Politik

Friedlicher Protest: Das Blumenmädchen und das Gefahrengebiet

Politik
Dominik Brück
@dobrueck

| M.A. Politikwissenschaft | E-Mail: brueck@hh-mittendrin.de

Die Proteste auf St. Pauli gehen weiter: Insgesamt 600 Menschen haben am Dienstag gegen das Gefahrengebiet demonstriert, das seit Sonnabend für den Stadtteil gilt. Die Demonstration verlief vollkommen friedlich.

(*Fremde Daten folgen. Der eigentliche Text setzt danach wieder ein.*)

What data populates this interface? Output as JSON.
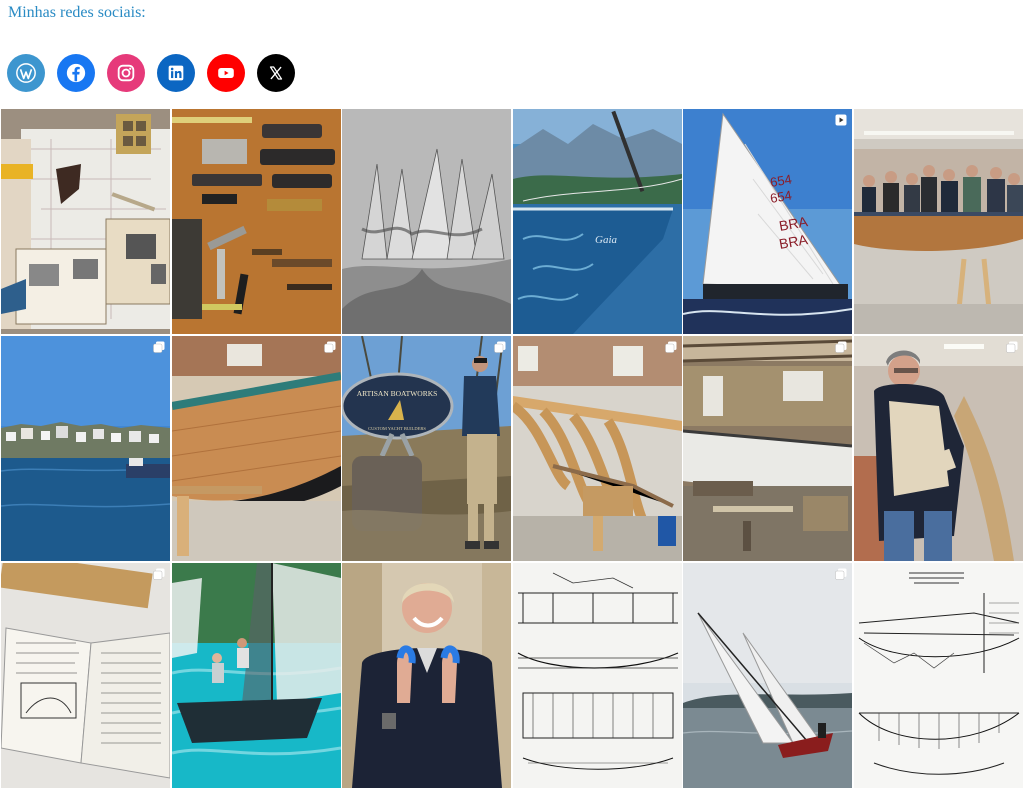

Anneke hat möglich gemacht, worauf viele auf St. Pauli seit Tagen warten: Ein kraftvolles Zeichen gegen das Gefahrengebiet, das der Polizei seit Sonnabend erweiterte Befugnisse einräumt. Eigentlich wollte die junge Frau, die selbst im Stadtteil wohnt, nur ihren Protest gegen die Maßnahmen der Polizei ausdrücken – mitdemonstrieren eben, so wie 600 andere, die sich am Dienstag gegen 19 Uhr um Park Fiction nahe der Hafenstraße versammeln. Als die Menschenmasse von der Polizei, wie an den Abenden zuvor, aufgefordert wird durch einen Versammlungsleiter eine Demonstration anzumelden, will erneut niemand die Verantwortung übernehmen. Der Protestaktion droht die Auflösung – so wie es am Sonntag und Montag bereits geschehen ist.

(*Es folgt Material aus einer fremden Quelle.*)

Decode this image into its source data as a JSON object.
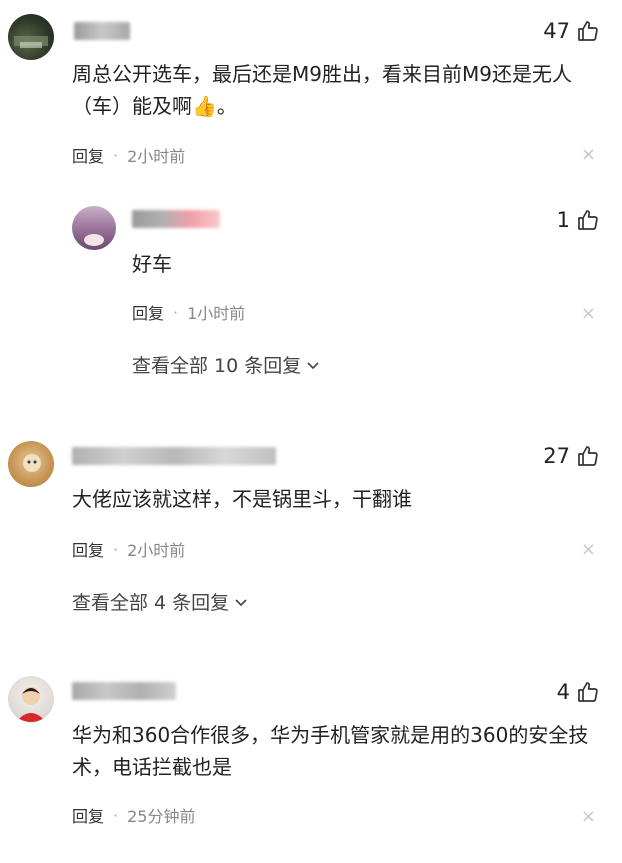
{
  "comments": [
    {
      "likes": "47",
      "text": "周总公开选车，最后还是M9胜出，看来目前M9还是无人（车）能及啊👍。",
      "reply_label": "回复",
      "time": "2小时前",
      "reply": {
        "likes": "1",
        "text": "好车",
        "reply_label": "回复",
        "time": "1小时前"
      },
      "view_all": "查看全部 10 条回复"
    },
    {
      "likes": "27",
      "text": "大佬应该就这样，不是锅里斗，干翻谁",
      "reply_label": "回复",
      "time": "2小时前",
      "view_all": "查看全部 4 条回复"
    },
    {
      "likes": "4",
      "text": "华为和360合作很多，华为手机管家就是用的360的安全技术，电话拦截也是",
      "reply_label": "回复",
      "time": "25分钟前"
    }
  ],
  "close_symbol": "×",
  "dot": "·",
  "icons": {
    "like": "thumbs-up-icon",
    "close": "close-icon",
    "chevron": "chevron-down-icon"
  }
}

Dann schlägt Annekes große Stunde: Die zierliche junge Frau tritt an den Einsatzleiter der Polizei heran und gibt bekannt eine Demonstration anmelden zu wollen – es ist ihre Premiere als Leiterin einer Versammlung. „Ich finde es wichtig ein Zeichen zu setzen und um das zu erreichen, müssen sich alle an die Gesetze halten“, begründet Anneke ihren Schritt. Sie will verhindern, dass eine unangemeldete Versammlung aufgelöst wird.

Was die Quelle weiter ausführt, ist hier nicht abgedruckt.